If you are a foreigner in Tokyo, the dream of living a gaijin-free life immersed in a circle of Japanese friends where you are the unique crown jewel is unlikely to be realized. Also, the dream is stupid and probably even undesirable. Sure, you don’t have to roll with Roppongi Rob, but you need some gaijin in your life. And the longer I stayed in Tokyo, the more I realized this. Who else could we talk shit with?
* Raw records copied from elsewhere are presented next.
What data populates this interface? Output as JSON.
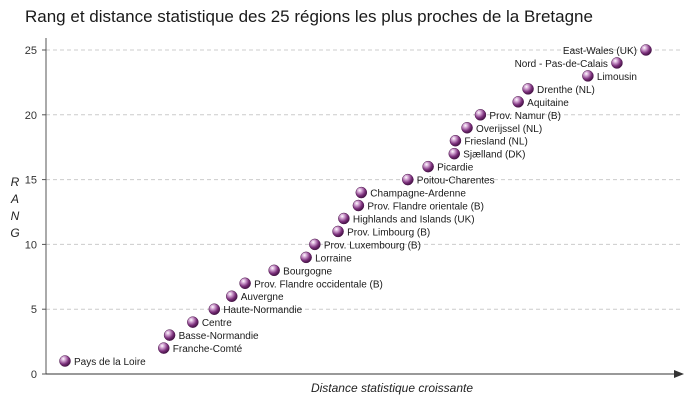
{
  "chart_data": {
    "type": "scatter",
    "title": "Rang et distance statistique des 25 régions les plus proches de la Bretagne",
    "xlabel": "Distance statistique croissante",
    "ylabel": "RANG",
    "ylim": [
      0,
      26
    ],
    "yticks": [
      0,
      5,
      10,
      15,
      20,
      25
    ],
    "grid": true,
    "marker_color": "#6b2a6b",
    "points": [
      {
        "rank": 1,
        "name": "Pays de la Loire",
        "x": 0.0
      },
      {
        "rank": 2,
        "name": "Franche-Comté",
        "x": 0.17
      },
      {
        "rank": 3,
        "name": "Basse-Normandie",
        "x": 0.18
      },
      {
        "rank": 4,
        "name": "Centre",
        "x": 0.22
      },
      {
        "rank": 5,
        "name": "Haute-Normandie",
        "x": 0.257
      },
      {
        "rank": 6,
        "name": "Auvergne",
        "x": 0.287
      },
      {
        "rank": 7,
        "name": "Prov. Flandre occidentale (B)",
        "x": 0.31
      },
      {
        "rank": 8,
        "name": "Bourgogne",
        "x": 0.36
      },
      {
        "rank": 9,
        "name": "Lorraine",
        "x": 0.415
      },
      {
        "rank": 10,
        "name": "Prov. Luxembourg (B)",
        "x": 0.43
      },
      {
        "rank": 11,
        "name": "Prov. Limbourg (B)",
        "x": 0.47
      },
      {
        "rank": 12,
        "name": "Highlands and Islands (UK)",
        "x": 0.48
      },
      {
        "rank": 13,
        "name": "Prov. Flandre orientale (B)",
        "x": 0.505
      },
      {
        "rank": 14,
        "name": "Champagne-Ardenne",
        "x": 0.51
      },
      {
        "rank": 15,
        "name": "Poitou-Charentes",
        "x": 0.59
      },
      {
        "rank": 16,
        "name": "Picardie",
        "x": 0.625
      },
      {
        "rank": 17,
        "name": "Sjælland (DK)",
        "x": 0.67
      },
      {
        "rank": 18,
        "name": "Friesland (NL)",
        "x": 0.672
      },
      {
        "rank": 19,
        "name": "Overijssel (NL)",
        "x": 0.692
      },
      {
        "rank": 20,
        "name": "Prov. Namur (B)",
        "x": 0.715
      },
      {
        "rank": 21,
        "name": "Aquitaine",
        "x": 0.78
      },
      {
        "rank": 22,
        "name": "Drenthe (NL)",
        "x": 0.797
      },
      {
        "rank": 23,
        "name": "Limousin",
        "x": 0.9
      },
      {
        "rank": 24,
        "name": "Nord - Pas-de-Calais",
        "x": 0.95
      },
      {
        "rank": 25,
        "name": "East-Wales (UK)",
        "x": 1.0
      }
    ]
  }
}
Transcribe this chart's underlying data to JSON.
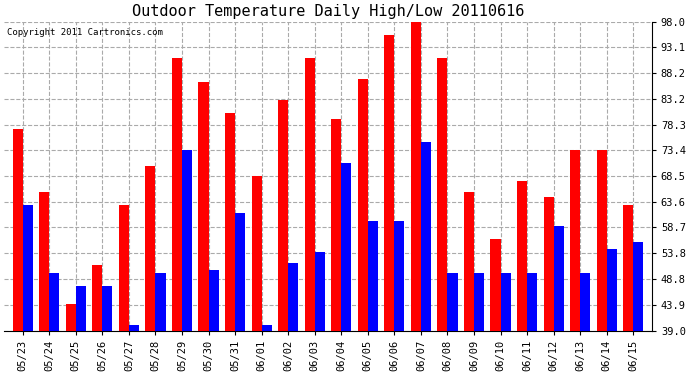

We need to blow off steam with our own kind periodically in order to stay mentally fit enough to plot our criminal activities and generally terrorize the country that was nice enough to admit us ticking time bombs in the first place.

Pool party in the Imperial Palace pond.

Minoru Kusoda

9 thoughts on “Friendship in Tokyo: The Gaijin Circle

  1. Joe

    INTENSE!!!!

  2. admin

    This article has had over a thousand views and generated considerable discussion on Gaijin pot. Link:

    http://forum.gaijinpot.com/showthread.php?96149-Relationships-in-Tokyo-The-Gaijin-Circle

  3. I posted it brotha!

    And, despite having a shit load of Japanese friends, I see my foreign friends much more often. I think the other guys might be chained to a desk somewhere…..

  4. Tariq khan

    i need a good girls for real mareege

  5. Tariq khan

    I am a simple man I wish real marage with Japani girls

  6. why do you want to marry a Japanese girl? please explain

  7. Cain

    Hmmmm i really dont recognize the situation at all. My friends here in tokyo have made me so busy i have hardly had time to sleep. Even when im dead broke i get dragged to yoshinoya or something to get fed then to karaoke or some party in the park. So my experience is completely opposite.

  8. Monica

    I’ve being living in Japan for almost 4 years, i finally decided to start meeting people but,i look full japanese but i was born and raised overseas.
    Japanese people thinks i’m too japanese for being a gaijin, and the gaijin thinks i’m too gaijin for being a “japanese”.
    I tried to look for places in which i can meet people but at the end, just the few i met ended up being men who just want to get laid.
    I really would like to know, if somebody knows, where to meet people who are not interested in partying the whole time and make real friends in Japan. Is it possible?

    • Anonymous

      I’m not in Japan anymore. Making friends can be hard. I’d recommend focusing on your hobbies and try to join a club/group related to it. Or you can post a classified ad in metropolis. Or try to befriend females.